Our advice = for any photo editing task (removing objects, adding elements, or making realistic changes) skip ChatGPT entirely and head straight to Gemini. Save yourself the frustration, friends.

Treats to Try

Kimi Linear is a new AI model that replaces most attention layers (which normally store every previous word in memory) with efficient linear attention (which uses fixed-size memory instead), reducing memory by 75% and achieving 6× faster text generation at million-token contexts, which = roughly 750K words, so book-length context (model, paper).
1. The key insight here = traditional attention scales poorly (more text = more memory + slower), while linear attention maintains constant memory and speed regardless of length, making it practical for real-world long documents.
Maillayer lets you send email campaigns through Amazon SES at $0.10 per 1,000 emails with a self-hosted platform for a one-time payment ($29 one-time for self-hosted version), so no monthly fees.
1. Meanwhile, Sidemail handles transactional emails, marketing campaigns, and automations for startups in one EU-based platform with GDPR compliance built-in—free trial, then $19/month.
2. Then there’s Superinbox, which drafts email replies in your writing style and auto-organizes your Gmail or Outlook inbox—works as a sidebar, not a new app.
CoreStory automatically documents legacy codebases and provides modernization guidance, turning months-long manual analysis into days using AI that maps business logic, dependencies, and architectural insights (raised $32M).
Sheets Organizer searches, groups, pins, and bulk-manages Google Sheets tabs so you stop scrolling through 50+ tabs—free trial, then pricing details available on site.
MiniMax M2’s “interleaved” reasoning lets it reason after each tool call (which is crucial for adapting to unexpected outputs); you can install this AI in Claude Code by editing the ~/.claude/settings.json to point ANTHROPIC_BASE_URL to https://api.minimax.io/anthropic with your API key (here’s how); this works in Claude Code and Cline, or you can run it in LM Studio (if you have problems with it, read this thread).
Postiz schedules posts across 20+ social channels with AI content creation, a built-in design editor, and open-source self-hosting option—free trial, then $29/month
Dodo Payments handles payments, billing, subscriptions, usage-based pricing, and global tax compliance for AI and SaaS products in one platform—paid only rn (4% + $0.40 per transaction).
1. Their new Sentra agent writes billing and payment integration code in your IDE based on your prompts, then tracks your revenue metrics and automatically handles customer actions like refunds, upgrades, and credits—free to try.
ScaryStories Live generates interactive horror videos in real-time where you direct the nightmare and watch it evolve based on your choices—free to try

Around the Horn

Why yes, this IS a video of a Squirrel boxing a Rooster (both with boxing gloves) on somebody’s front porch! Thanks, Sora!

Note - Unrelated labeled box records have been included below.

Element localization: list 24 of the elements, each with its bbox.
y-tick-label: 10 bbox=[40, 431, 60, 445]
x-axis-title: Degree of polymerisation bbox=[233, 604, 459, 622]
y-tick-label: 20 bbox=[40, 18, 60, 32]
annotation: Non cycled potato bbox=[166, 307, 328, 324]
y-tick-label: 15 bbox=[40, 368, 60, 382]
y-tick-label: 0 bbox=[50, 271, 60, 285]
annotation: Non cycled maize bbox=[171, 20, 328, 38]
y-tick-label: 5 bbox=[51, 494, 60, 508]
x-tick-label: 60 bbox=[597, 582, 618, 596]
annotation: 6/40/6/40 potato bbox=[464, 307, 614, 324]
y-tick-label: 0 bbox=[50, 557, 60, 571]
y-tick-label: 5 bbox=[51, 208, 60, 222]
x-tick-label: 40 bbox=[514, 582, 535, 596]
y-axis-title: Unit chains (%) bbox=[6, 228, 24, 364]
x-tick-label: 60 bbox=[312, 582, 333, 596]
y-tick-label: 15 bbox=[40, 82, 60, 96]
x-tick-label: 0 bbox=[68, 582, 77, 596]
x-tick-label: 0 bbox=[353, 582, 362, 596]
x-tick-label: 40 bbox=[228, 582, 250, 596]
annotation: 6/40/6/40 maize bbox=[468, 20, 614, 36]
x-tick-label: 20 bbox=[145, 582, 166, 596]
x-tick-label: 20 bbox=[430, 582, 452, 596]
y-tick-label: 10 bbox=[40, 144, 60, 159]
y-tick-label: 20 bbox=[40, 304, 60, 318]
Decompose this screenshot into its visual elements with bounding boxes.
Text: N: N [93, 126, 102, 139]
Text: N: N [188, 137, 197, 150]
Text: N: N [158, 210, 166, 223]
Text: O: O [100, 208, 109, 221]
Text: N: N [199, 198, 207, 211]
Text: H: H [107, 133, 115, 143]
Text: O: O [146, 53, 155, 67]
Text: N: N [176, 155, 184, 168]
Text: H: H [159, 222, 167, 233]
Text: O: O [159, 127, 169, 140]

Google's Gemini app crossed 650M+ monthly active users in Q3 2025, making it one of the fastest-growing AI products ever.
Sam Altman and Satya Nadella discussed OpenAI's $100B revenue target for 2027 and the Microsoft-OpenAI partnership on the Bg2 podcast (and Sam gets spicy about that one question).
Ex-OpenAI Chief Scientist Ilya Sutskever was deposed in the Musk v. Altman lawsuit, and revelations included a 52-page memo Ilya made alleging a “pattern of lying” by Sam Altman, as well as board-level talks about merging with Anthropic, and Ilya’s thoughts on who should control AGI. Read more here.
Google pulled its Gemma AI model from AI Studio after Sen. Blackburn accused it of fabricating misconduct allegations against her.
Synthesia reportedly raised ~$200M at a ~$4B valuation to expand its enterprise video avatars and studio tools.
Mercor's three 22-year-old founders became the youngest self-made billionaires after a raise valuing their AI recruiting startup around $10B.
Anthropic researchers found that Claude models can sometimes detect when concepts are artificially injected into their processing and accurately identify them, suggesting AI models possess limited “introspective awareness” of their internal states.
Here are the top AI papers of last week according to Rohan Paul, while Simon Willison shared two new AI agent-related prompt injection papers worth paying attention to (Agent Rule of 2 and The Attacker Moves Second).